This trip to my site my mission was to identify what type of natural community the area would represent based on the guidelines set by wetland, woodland, wildland, a guide that lays out all the natural communities present in Vermont.
I think my particular site is a tricky example since it is so heavily disturbed. Powerlines run right through the site, which means that all the new growth that pops up is cut down every four years. But, through considering the forest edges surrounding the site and identifying the saplings that have sprouted around the site I believe it would be classified as Hemlock-Northern Hardwood Forest if left undisturbed and allowed to go through all the stages of forest succession.
With current conditions, however, the site is actually pretty beautiful, especially as precipitation and temperatures increase to begin to create some snowmelt.
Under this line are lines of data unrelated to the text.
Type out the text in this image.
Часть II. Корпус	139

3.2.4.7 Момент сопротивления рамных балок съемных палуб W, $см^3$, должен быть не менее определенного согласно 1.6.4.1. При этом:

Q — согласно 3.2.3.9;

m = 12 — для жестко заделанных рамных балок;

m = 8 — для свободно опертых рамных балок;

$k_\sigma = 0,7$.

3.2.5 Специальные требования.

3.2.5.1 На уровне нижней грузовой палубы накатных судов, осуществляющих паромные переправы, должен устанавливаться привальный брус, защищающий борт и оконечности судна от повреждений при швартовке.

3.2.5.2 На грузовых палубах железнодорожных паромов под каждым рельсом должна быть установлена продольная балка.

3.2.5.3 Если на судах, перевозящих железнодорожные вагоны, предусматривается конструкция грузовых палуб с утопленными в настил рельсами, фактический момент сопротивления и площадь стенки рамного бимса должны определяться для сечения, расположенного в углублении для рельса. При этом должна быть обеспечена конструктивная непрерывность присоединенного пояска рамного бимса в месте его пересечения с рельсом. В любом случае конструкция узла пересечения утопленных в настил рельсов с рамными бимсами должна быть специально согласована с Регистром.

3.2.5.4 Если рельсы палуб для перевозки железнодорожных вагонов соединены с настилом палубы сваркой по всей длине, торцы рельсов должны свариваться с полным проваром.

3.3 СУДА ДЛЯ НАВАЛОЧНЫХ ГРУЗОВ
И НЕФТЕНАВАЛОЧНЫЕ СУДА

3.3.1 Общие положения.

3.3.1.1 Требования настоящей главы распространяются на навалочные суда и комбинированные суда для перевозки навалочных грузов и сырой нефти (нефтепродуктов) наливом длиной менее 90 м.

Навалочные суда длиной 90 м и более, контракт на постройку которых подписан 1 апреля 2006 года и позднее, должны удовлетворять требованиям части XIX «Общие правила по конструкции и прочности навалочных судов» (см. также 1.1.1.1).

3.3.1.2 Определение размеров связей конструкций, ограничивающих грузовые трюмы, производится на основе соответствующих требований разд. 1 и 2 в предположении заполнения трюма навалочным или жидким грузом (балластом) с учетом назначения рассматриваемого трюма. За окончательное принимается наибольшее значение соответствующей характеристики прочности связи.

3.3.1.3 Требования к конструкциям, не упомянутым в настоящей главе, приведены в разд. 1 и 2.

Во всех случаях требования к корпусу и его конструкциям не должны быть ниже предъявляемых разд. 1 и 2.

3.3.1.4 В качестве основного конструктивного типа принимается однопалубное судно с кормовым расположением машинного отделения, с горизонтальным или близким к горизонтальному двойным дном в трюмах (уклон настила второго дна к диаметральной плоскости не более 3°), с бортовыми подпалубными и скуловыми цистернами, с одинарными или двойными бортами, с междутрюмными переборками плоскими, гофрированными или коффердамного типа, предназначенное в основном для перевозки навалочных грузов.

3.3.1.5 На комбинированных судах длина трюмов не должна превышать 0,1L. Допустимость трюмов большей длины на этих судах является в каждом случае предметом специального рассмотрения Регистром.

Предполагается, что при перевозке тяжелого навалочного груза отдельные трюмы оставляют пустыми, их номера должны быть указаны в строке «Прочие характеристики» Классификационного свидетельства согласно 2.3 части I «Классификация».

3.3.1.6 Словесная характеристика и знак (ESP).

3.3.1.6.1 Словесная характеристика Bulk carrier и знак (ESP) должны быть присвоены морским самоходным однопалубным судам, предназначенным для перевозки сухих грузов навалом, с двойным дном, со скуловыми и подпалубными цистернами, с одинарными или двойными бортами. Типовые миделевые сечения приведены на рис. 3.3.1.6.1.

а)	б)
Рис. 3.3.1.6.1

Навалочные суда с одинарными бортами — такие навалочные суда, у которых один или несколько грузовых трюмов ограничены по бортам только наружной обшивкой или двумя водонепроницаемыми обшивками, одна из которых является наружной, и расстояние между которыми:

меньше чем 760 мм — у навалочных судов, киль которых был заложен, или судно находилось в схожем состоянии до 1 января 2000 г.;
Because of the human disturbance my site is one section of a huge strip of land that is completely cleared, and has turned into a combination of wetland, meadow, and early succession forest. Tree species that enjoy a lot of sun, such as sumac, move in and prosper, and the brook introduces all sorts of aquatic life.
My site has changed immensely since I first started visiting it last fall. I’ve seen it become completely blanketed in snow for months, and now I’m beginning to see it come back to life. Something I found particularly interesting this visit was that as the brook begins to melt layers have begun to form which look almost like strata layers in rock (left).
I also saw some very fresh deer tracks on the path by the brook.